Exam formats: GL, CEM, CSSE, ISEB and the question-type jargon
GL Assessment — the dominant 11+ provider, setting multiple-choice papers in English, maths, verbal reasoning and non-verbal reasoning for most selective areas. CEM — the Durham University-originated test designed to be less coachable; since its withdrawal from paper testing, 'CEM-style' mostly survives as a materials label. CSSE — the Essex consortium's distinctive English-and-maths format with open answers and creative writing. ISEB Common Pre-Test — the adaptive, on-screen test many independent schools share. School-set test — a paper written by or for an individual school (Kingston's Tiffins are the famous example). Within papers: VR (verbal reasoning) — logic and language-manipulation question types; NVR (non-verbal reasoning) — pattern, shape and spatial types; cloze — passages with missing words or letters to complete; multiple-choice versus standard format — separate answer sheet versus writing answers on the paper, worth rehearsing specifically because answer-sheet transfer errors are a real mark-loser. The full board-by-board strategy lives in our exam boards guide, and the exam board finder tells you which of all this applies to your target schools.
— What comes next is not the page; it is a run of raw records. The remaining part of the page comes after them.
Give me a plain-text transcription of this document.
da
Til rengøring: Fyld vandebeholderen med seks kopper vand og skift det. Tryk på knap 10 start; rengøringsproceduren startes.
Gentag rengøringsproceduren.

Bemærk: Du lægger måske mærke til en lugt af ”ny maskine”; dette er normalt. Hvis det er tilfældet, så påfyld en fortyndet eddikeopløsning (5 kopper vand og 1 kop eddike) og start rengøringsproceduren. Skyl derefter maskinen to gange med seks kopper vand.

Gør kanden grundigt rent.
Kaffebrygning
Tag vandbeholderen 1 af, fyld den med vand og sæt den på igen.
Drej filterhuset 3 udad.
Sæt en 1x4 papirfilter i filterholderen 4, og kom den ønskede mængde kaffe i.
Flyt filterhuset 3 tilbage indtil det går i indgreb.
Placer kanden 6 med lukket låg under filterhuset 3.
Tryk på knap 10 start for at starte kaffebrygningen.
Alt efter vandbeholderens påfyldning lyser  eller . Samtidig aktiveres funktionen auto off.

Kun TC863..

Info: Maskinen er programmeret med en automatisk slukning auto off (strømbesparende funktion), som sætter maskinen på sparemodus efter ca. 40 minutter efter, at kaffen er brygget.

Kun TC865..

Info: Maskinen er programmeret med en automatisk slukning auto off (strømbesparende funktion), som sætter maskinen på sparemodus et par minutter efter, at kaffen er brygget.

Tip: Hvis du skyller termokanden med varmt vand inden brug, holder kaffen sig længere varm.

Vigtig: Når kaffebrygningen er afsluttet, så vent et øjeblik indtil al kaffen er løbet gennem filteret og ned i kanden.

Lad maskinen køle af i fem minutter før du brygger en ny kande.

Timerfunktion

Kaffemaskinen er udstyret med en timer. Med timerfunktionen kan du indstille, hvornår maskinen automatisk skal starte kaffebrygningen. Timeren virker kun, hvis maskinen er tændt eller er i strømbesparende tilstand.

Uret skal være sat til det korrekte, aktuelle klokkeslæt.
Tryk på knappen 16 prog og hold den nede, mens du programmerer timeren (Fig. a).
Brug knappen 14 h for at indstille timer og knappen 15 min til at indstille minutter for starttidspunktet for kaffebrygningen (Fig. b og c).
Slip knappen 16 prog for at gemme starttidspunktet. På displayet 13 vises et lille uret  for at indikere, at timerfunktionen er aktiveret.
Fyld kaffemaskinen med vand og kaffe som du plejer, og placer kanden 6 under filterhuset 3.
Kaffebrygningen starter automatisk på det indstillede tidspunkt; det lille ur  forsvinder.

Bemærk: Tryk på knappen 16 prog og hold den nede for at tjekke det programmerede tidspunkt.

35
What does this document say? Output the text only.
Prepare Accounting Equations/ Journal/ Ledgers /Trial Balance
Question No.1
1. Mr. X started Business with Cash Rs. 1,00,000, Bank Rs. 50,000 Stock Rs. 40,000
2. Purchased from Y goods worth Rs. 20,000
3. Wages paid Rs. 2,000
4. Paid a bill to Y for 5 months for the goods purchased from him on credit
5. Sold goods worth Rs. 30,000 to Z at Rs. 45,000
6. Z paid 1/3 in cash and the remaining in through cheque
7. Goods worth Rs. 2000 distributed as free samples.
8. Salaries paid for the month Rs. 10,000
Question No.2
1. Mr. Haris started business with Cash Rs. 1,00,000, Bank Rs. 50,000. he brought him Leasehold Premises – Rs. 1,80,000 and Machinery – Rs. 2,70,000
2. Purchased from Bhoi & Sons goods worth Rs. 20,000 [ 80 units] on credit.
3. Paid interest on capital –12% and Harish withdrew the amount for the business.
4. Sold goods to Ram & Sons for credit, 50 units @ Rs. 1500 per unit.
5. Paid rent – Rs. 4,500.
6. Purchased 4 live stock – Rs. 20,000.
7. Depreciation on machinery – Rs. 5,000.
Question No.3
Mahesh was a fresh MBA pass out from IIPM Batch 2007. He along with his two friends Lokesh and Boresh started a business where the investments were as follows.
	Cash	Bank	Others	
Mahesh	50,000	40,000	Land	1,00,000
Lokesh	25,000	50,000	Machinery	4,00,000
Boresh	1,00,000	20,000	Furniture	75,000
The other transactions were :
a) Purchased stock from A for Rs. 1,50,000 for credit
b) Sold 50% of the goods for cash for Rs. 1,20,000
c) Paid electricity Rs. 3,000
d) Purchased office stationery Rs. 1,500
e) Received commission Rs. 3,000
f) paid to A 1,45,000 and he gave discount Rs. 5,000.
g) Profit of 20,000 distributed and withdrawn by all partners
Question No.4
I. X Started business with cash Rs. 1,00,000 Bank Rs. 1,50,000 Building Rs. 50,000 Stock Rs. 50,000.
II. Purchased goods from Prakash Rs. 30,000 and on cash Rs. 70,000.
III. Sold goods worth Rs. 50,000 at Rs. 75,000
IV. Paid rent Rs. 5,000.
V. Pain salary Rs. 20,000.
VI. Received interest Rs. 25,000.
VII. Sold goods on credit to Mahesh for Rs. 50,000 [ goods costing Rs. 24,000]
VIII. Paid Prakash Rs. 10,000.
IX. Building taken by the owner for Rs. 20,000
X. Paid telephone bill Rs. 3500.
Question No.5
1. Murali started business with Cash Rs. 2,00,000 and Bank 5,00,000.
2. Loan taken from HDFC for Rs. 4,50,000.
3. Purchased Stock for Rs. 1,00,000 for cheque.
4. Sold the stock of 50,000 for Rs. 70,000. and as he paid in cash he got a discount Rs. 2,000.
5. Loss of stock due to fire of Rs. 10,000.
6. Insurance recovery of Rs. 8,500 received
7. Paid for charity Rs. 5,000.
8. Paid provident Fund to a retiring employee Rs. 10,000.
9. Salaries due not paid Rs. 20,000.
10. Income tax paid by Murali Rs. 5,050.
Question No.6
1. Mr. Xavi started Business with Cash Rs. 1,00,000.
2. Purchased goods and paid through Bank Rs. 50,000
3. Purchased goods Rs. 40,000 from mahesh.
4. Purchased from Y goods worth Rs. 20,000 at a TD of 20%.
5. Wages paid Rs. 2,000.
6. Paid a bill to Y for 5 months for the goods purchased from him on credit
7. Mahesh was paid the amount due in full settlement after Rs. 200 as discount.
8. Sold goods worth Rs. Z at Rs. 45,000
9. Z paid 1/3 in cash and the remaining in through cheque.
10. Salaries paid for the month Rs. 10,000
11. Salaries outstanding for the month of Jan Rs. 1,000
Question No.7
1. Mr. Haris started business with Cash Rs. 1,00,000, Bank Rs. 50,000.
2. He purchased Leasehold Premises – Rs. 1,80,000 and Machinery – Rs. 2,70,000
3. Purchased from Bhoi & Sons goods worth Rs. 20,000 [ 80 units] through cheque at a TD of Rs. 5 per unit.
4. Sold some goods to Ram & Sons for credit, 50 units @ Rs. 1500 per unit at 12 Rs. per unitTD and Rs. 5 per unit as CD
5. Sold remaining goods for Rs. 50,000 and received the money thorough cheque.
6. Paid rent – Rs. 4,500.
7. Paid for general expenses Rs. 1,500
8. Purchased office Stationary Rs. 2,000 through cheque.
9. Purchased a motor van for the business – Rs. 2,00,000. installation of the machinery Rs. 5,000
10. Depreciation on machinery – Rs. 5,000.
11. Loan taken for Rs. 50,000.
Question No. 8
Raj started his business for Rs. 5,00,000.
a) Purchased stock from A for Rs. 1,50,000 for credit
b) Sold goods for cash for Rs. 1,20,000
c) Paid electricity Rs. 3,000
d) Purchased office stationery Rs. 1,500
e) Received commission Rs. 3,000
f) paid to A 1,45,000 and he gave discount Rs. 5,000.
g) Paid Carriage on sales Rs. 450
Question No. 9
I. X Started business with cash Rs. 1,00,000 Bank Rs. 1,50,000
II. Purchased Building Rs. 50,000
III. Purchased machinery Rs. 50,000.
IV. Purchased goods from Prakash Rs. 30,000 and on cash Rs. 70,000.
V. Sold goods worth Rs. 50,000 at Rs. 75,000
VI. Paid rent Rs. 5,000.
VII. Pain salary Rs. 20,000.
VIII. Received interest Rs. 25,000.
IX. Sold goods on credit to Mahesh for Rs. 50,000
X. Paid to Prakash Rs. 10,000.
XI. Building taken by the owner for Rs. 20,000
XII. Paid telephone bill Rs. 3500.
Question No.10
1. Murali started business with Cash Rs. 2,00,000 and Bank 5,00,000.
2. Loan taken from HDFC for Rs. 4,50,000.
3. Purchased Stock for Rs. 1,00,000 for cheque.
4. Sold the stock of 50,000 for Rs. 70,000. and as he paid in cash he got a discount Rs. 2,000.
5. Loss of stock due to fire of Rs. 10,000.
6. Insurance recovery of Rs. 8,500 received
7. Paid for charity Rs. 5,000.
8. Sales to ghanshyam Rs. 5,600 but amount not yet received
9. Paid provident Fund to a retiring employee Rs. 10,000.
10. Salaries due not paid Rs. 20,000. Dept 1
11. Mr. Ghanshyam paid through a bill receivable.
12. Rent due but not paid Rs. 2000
Preparation jargon: mocks, tapering, error logs and adaptive practice
A short set of terms from the preparation side that this blog uses constantly. Mock exam — a full-length practice paper sat under realistic timed conditions, ideally including the answer-sheet format your child will face; scheduling them is covered in our mock exam guide. Error log — a running record of wrong answers classified by cause (method gap, careless slip, timing), which converts marking from a verdict into a plan. Tapering — deliberately reducing practice load in the final days before the test so the child arrives fresh. Little and often — the evidence-aligned pattern of short daily sessions over occasional long ones. Adaptive practice — software that adjusts question difficulty and topic selection to the child's performance in real time, keeping practice at the productive edge; it's the model GrammarPrep is built on, and you can feel the difference in a free taster session. Readiness — not a jargon term officially, but the question all of the above serves: whether a child's current performance, on the right question types, at the right pace, clears what their specific target schools require.